Inspired by MSKCC SPECTRUM paper. Bins are aligned between two cells and marked for if they have the same state Then segments of matching and non-matching runs of bins are found (filtering those smaller than a specified minimum). These segments are then re-split into 500kb bins and the difference becomes the number of matching bins divided by the number of considered bins.

Usage

pairwise_bin_difference(
  bin_df,
  cells = c(),
  min_seg_length = 2500000,
  return_pairs_matrix = FALSE
)

Arguments

bin_df

a dataframe of read bins with states. Expected columns of: cell_id, chr, start, end, state

cells

optional vector specifying cells to compare. If it's blank, all cells are compared. If it's 1 cell, then that one cell is compared to all others. If it's 2 or more, then just the specified cells are compared to each other.

min_seg_length

double. This is the minium length of matching segment bins to use when measuring similarity.

return_pairs_matrix

boolean. If TRUE, returns a pairwise matrix object of distances. This is useful to then pass to functions like hclust() and so forth. Can also do afterwards with dlptools::convert_dists_to_pairwise()

Value

tibble of cell pairs and metrics about their differences.

Details

This function is slow, and the number of pairwise comparisons grows quickly. Dramatic speed improvements can be had by setting up a parallel plan for furrr like so:

future::plan(future::multicore, workers=N_CORES_YOU_WANT)

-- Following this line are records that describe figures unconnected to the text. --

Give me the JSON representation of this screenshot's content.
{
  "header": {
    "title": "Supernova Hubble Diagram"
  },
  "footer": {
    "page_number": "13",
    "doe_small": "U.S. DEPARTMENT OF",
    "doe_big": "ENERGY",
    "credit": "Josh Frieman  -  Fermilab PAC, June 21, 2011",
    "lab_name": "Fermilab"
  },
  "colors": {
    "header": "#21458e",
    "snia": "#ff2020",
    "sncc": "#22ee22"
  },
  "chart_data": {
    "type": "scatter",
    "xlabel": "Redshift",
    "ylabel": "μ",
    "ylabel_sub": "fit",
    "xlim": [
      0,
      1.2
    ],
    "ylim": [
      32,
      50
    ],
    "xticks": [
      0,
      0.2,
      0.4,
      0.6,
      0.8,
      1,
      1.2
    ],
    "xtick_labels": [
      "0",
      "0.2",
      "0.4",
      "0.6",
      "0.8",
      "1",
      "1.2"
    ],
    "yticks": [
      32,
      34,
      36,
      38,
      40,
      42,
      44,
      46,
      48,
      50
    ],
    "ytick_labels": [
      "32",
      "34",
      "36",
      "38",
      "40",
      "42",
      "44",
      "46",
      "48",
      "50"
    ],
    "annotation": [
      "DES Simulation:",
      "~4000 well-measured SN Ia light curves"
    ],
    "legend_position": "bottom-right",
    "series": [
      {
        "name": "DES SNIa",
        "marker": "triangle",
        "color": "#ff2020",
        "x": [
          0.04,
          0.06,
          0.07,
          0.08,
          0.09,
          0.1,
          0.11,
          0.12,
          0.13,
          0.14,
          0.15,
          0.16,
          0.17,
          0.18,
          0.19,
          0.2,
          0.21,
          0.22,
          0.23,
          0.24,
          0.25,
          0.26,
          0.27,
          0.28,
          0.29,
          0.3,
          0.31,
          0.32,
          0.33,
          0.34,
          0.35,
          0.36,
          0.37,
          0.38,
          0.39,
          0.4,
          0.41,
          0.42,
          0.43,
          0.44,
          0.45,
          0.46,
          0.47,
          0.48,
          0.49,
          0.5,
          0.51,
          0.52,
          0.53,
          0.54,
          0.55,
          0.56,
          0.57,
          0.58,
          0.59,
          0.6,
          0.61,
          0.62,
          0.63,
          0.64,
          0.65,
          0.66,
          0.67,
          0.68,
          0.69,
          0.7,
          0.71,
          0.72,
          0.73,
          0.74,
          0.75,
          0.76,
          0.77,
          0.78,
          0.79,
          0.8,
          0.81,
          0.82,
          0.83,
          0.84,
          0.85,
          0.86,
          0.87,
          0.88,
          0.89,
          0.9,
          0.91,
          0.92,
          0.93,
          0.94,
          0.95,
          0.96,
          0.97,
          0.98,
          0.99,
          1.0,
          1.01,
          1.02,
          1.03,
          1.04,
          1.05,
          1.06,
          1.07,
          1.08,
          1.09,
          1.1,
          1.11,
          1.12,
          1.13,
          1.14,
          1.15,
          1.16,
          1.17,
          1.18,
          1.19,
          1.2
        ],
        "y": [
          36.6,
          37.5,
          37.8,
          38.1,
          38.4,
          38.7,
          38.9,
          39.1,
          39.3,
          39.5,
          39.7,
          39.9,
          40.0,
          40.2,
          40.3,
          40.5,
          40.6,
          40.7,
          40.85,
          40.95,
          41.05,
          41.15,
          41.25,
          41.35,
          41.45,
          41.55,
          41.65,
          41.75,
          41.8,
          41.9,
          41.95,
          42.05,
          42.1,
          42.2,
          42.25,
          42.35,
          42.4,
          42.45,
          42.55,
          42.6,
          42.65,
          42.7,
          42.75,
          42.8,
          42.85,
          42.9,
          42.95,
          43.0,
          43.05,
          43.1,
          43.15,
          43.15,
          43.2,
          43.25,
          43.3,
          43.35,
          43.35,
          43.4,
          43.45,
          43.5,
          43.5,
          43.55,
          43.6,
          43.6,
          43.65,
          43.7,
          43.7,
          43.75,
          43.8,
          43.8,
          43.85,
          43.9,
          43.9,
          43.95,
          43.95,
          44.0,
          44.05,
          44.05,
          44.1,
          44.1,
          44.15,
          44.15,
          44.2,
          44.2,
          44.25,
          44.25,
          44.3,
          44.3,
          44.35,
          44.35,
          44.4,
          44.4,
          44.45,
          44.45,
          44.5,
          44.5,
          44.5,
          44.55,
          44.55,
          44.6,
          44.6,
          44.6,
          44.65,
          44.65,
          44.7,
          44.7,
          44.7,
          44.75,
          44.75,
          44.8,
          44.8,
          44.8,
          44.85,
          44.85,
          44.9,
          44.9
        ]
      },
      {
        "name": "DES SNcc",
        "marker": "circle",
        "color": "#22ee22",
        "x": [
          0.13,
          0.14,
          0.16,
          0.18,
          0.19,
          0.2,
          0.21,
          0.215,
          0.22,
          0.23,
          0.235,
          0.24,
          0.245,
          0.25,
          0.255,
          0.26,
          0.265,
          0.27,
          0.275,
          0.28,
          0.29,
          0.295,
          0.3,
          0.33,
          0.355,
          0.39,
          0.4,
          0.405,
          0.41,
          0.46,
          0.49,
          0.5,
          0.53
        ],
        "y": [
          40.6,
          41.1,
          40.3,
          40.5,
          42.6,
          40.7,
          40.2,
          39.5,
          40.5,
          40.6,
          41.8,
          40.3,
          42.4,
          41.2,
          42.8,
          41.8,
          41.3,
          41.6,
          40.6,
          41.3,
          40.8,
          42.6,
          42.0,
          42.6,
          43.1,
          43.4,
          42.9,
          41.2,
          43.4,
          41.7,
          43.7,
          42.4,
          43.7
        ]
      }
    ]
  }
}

Example for 100 cells, which is 4950 pairs, this function will take 4 minutes with 4 cores.

The returned DF is organized by each cell and the distances to each other cell (so there are some redundant comparisons, like cell 1 vs cell 2 and cell 2 vs cell 1). There is also a column "nearest_neighbour" which is a boolean identifying which comparison is the minimum distance for each cell.